The journal is currently distributed in 103 countries and its online counterpart is read in over 170 countries. “That gets the proverbial stone of ideas in the water with concentric circles going out,” said Cari.
“We know we are read by a lot of governments around the world, and one reason for that is that we are nonpartisan and non-American centric,” he maintained.
The group also co-hosts a monthly World Economic Round Table, during which thought-leaders from both the investment and policy world convene to discuss some of the most challenging questions facing the global economy. Attendance is by invitation only. This March’s roundtable will feature a lecture by the former President of Mexico Vicente Fox.
How to Measure Success?
Assessing a think tank’s success in influencing policy can be hard to quantify, but the World Policy Institute remains strident in its effort to offer solutions to international problems.
“How that translates can be in a variety of different ways; it may be through laws, regulations, or a body of thinking that is accepted,” Cari remarked. The high number of requests the institute receives from government officials and news organizations asking for additional information provides some indication of the impact the organization is having.
Additionally, “We know the journal is read in 7,500 universities worldwide, so young people are looking at it as a source for ideas,” Cari said.
Tellus looks to influence policymakers on a systemic level by inviting them to read some of the over 350 publications available on its website and published in other journals.
The think tank’s website also includes discussions about its articles. “We don’t just put material out, we have a guided commentary and discussion on many of the papers we publish, so authors and readers can learn from each other,” Rosen said.
“Our goal is to maximize our impact on the policy community and get them to understand how the various issues we analyze and discuss are connected,” he said.
Americans for the Arts promotes its message during National Arts Advocacy Day, an event attended by some 500 representatives from national and independent arts organizations and policy service organizations.
The event kicks off the night before with the Nancy Hanks Lecture, a policy lecture that attracts over 1,000 attendees. This year, Norman Lear, a television writer and producer and founder of the D.C.-based advocacy organization People for the American Way, will speak. “He has had a big arts footprint in the policy world,” Lynch noted.
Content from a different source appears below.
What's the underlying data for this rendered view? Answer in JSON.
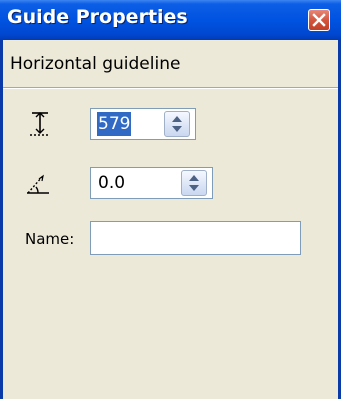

The day of the event, all 500 attendees, armed with a briefing book about the issues being addressed and the voting record on the arts of every member of Congress, join a session on Capitol Hill to meet with their congressional representatives. “It’s a chance for us to focus on some of the issues with elected officials, and sometimes we hold congressional hearings on a subject,” said Lynch.
Advocacy is nothing new for the organization. “We’ve had a number of national campaigns to bring the value of the arts to people’s attention,” added Lynch. The organization then takes “all the thinking and data and policies we have come up with and turns it into citizen activism to get things passed or make a change,” he said.
Policy Influences Politics
In 2009, Americans for the Arts successfully lobbied for an extra $50 million in funding to be earmarked for the creation of arts jobs as part of the American Recovery and Reinvestment Act of 2009. The funding was added to the budget of the National Endowment for the Arts, which at the time was $155 million.
Members of the think tank’s arts committee lent their support to the initiative, including such high profile names as Robert Redford, Kerry Washington, and John Legend.
With the 2016 campaign season fast approaching, many potential candidates have been busy pulling together policy papers from a varied cross-section of organizations. “That’s the time when many think tanks will try to get their policies out,” Cari said.
“Think tanks will then provide the intellectual seeds of the presidential campaigns, and the governor and senator races too.”